Par Samuel BEUGRE

Pendant mon confinement, mon attention se porte sur la pensée de Platon : « chaque société politique reflète le type humain qui la com-pose ». C’est une indication essentielle pour l’érudit, car pour com-prendre un ordre politique, dit Eric Voegelin, il faut avant tout com-prendre le type humain qui s’exprime dans une société concrète. Ainsi la société athénienne de son temps reflétait le modèle d’humanité sophistique qui la caractérisait, tandis que le modèle de ville décrit dans la République était celui de l’homme philosophe. De la même manière, Aristote, en expliquant les différentes formes de gouvernement, tyrannie, monarchie, aristocratie, oligarchie, république, démocratie, les relie aux vertus ou aux passions qui prévalent dans une communauté politique donnée. Pour avoir une république, donc, il ne suffit pas d’avoir de bonnes lois, il faut que les gens pratiquent des vertus civiques, vivent selon le modèle de l’homme qui met pleinement en œuvre le potentiel de la nature humaine.

Au contraire, lorsque dans une communauté politique ses membres sont animés par des passions et, en particulier, sont dominés par la peur, la tyrannie est la seule forme de gouvernement qui peut gouverner ce peuple malheureux. Comment ne pas penser à la Cote d’ivoire au moment de l’épidémie. Je crois cependant qu’il est normal que beaucoup paniquent, s’abandonnant également à l’irrationalité de la peur, qui peut les pousser à des gestes inconscients, comme des heurts, même physiques, à ceux qui insistent pour quitter la maison ou circuler dans la rue, s’exposant donc au contact physique et donc à la contagion, ou même aller à une fête le soir pour arrêter le graisseur présumé. Ce n’est pas du tout que le maire d’une ville soit à la tête de cette « fête ». Ce n’est pas du tout qu’une classe politique entière, tant nationale que locale, semble émue par le désir de rechercher le consensus du peuple en alimentant cette peur. Que vous pensez pouvoir légiférer sur les réseaux sociaux en gardant le pallium fermé, afin d’apparaître des protagonistes uniques et absolus de la scène. Ce n’est pas du tout que les déterminations municipales, régionales et nationales se chevauchent pour concurrencer ceux qui sèment la panique parmi les citoyens. La situation est certainement grave, personne ne veut la sous-estimer.

Pour en sortir, il faut cependant maintenir clarté et fermeté sur les principes, car, même en acceptant l’état d’exception résultant de la propagation de l’infection, on espère que cette condition ne deviendra pas la coutume.
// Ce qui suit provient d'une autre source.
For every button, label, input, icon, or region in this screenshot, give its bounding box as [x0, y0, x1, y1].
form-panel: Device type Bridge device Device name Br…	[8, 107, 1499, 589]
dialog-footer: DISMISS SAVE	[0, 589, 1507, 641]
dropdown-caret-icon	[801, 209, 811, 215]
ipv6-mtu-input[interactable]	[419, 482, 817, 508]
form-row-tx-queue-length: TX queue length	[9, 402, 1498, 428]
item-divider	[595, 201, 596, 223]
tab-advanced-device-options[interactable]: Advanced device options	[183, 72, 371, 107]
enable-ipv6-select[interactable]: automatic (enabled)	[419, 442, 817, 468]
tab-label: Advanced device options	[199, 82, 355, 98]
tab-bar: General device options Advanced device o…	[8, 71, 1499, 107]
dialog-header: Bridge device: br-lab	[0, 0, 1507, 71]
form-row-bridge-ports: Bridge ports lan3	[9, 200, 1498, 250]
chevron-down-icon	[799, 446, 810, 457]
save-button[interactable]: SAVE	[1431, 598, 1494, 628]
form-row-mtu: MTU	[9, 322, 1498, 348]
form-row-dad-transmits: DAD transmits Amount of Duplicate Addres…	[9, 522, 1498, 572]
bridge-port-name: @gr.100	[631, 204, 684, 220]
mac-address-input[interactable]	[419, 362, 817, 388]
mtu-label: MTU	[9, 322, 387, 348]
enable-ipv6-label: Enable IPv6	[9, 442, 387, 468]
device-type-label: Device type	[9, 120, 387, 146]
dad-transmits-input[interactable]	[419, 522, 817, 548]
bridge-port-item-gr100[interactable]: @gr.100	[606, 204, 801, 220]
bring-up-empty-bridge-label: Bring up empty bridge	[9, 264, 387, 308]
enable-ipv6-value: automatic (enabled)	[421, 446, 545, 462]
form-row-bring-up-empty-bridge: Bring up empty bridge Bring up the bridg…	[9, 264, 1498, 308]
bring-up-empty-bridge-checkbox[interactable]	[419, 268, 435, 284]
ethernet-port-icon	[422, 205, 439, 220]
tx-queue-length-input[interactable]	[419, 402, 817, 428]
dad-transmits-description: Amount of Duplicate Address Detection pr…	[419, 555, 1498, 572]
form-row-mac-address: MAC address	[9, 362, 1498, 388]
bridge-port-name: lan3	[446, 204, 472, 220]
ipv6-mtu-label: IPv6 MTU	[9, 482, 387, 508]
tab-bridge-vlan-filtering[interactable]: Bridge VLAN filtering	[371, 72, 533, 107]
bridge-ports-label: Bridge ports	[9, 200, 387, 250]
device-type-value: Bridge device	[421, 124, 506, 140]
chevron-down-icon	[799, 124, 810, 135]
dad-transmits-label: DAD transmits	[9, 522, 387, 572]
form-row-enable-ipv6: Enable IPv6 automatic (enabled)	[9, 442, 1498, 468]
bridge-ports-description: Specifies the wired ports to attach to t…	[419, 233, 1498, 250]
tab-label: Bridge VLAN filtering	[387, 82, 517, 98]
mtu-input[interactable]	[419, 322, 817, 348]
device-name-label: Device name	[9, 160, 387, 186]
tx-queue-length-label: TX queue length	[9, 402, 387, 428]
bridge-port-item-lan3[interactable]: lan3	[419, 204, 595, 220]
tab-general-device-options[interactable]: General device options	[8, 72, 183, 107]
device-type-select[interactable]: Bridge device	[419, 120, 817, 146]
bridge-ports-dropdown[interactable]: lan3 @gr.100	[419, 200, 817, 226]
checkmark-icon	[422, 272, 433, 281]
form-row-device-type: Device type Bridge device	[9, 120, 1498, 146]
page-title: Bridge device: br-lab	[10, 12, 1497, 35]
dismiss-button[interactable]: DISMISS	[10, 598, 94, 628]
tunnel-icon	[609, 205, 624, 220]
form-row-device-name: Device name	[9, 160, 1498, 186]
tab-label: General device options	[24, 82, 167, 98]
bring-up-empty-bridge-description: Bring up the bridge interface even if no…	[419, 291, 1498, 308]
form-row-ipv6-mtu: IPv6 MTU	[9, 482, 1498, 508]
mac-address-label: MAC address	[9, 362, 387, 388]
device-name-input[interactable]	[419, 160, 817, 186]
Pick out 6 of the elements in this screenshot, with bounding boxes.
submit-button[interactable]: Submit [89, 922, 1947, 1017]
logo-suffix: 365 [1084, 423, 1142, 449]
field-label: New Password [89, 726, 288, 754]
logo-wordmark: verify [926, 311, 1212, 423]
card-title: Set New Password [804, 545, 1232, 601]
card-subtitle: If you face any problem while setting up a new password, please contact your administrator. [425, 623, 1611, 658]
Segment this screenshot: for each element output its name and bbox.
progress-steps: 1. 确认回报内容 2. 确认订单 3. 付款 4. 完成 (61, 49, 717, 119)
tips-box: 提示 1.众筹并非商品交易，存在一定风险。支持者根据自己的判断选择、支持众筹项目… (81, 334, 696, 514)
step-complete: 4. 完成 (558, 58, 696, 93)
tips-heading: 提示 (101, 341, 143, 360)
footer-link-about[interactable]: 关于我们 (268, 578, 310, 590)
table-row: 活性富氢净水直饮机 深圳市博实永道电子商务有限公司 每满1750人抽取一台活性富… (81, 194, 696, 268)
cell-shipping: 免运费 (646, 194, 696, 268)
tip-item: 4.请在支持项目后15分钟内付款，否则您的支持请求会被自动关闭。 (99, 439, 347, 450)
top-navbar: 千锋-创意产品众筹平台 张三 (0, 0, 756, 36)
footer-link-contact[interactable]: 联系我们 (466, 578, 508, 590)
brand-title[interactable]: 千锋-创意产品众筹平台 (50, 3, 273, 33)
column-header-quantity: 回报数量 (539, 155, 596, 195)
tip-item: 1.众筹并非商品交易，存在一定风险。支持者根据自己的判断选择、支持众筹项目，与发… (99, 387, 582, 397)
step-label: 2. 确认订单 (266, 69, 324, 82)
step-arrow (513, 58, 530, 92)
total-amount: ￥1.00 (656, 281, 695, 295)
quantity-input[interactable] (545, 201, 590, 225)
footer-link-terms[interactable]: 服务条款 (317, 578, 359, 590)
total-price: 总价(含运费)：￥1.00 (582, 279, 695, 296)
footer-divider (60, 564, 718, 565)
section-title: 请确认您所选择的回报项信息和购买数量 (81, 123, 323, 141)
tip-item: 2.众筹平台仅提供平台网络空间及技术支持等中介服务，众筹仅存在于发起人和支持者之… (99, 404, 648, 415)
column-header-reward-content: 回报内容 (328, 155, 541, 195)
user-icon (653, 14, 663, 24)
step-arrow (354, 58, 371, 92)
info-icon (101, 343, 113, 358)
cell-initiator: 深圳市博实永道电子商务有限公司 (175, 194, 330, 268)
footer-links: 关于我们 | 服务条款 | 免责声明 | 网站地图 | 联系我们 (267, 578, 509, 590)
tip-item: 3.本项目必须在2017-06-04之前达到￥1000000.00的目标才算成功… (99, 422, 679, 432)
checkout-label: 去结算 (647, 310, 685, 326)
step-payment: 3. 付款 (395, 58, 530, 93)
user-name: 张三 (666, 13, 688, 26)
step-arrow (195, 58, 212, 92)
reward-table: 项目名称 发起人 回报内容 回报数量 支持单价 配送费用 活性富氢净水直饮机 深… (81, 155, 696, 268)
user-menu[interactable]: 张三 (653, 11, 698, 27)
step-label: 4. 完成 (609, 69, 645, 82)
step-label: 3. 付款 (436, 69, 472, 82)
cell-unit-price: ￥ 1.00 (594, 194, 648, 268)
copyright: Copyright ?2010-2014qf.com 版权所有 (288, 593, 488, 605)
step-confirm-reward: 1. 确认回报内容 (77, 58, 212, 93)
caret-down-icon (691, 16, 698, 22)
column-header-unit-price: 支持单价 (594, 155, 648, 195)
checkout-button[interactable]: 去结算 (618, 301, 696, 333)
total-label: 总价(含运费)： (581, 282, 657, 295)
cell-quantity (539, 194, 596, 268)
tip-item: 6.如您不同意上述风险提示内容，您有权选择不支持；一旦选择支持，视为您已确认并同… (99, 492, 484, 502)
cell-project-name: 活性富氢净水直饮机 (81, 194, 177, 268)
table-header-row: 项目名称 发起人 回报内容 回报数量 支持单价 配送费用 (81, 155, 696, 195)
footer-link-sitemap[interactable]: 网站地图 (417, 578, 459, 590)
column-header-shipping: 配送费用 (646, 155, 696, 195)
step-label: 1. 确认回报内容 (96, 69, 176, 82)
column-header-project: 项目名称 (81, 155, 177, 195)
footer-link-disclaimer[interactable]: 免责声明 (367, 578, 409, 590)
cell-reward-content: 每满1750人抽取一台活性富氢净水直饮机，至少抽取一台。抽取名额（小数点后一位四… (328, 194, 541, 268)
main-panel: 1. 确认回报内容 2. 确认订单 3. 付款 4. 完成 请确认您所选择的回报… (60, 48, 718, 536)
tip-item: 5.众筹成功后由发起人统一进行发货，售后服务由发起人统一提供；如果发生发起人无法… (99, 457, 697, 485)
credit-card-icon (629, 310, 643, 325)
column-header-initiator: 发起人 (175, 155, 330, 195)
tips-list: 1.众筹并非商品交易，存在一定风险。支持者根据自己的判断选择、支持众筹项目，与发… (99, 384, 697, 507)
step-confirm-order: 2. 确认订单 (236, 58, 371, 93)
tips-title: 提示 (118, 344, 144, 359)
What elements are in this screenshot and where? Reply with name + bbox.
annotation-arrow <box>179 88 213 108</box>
Nous espérons tous qu’en Cote d’ivoire, une fois l’épidémie terminée, pourra redevenir une démocratie constitutionnelle, mais cela n’est possible que si le principe selon lequel en période de difficulté le Parlement, la représentation constitutionnelle du peuple, est inutile sinon nocif. Garder les chambres libres et permettre au président de convoquer directement les partis politiques toutes les deux semaines, confirmerait le principe selon lequel le seul solutionneur aux problèmes du pays est le gouvernement. Que c’est la seule institution qui représente directement le peuple et le seul résolveur d’une grande peur.

Ici Platon et Aristote viennent à notre secours. Ils nous rappellent que si nous cédons à la peur, nous n’avons plus de défense contre la tyrannie.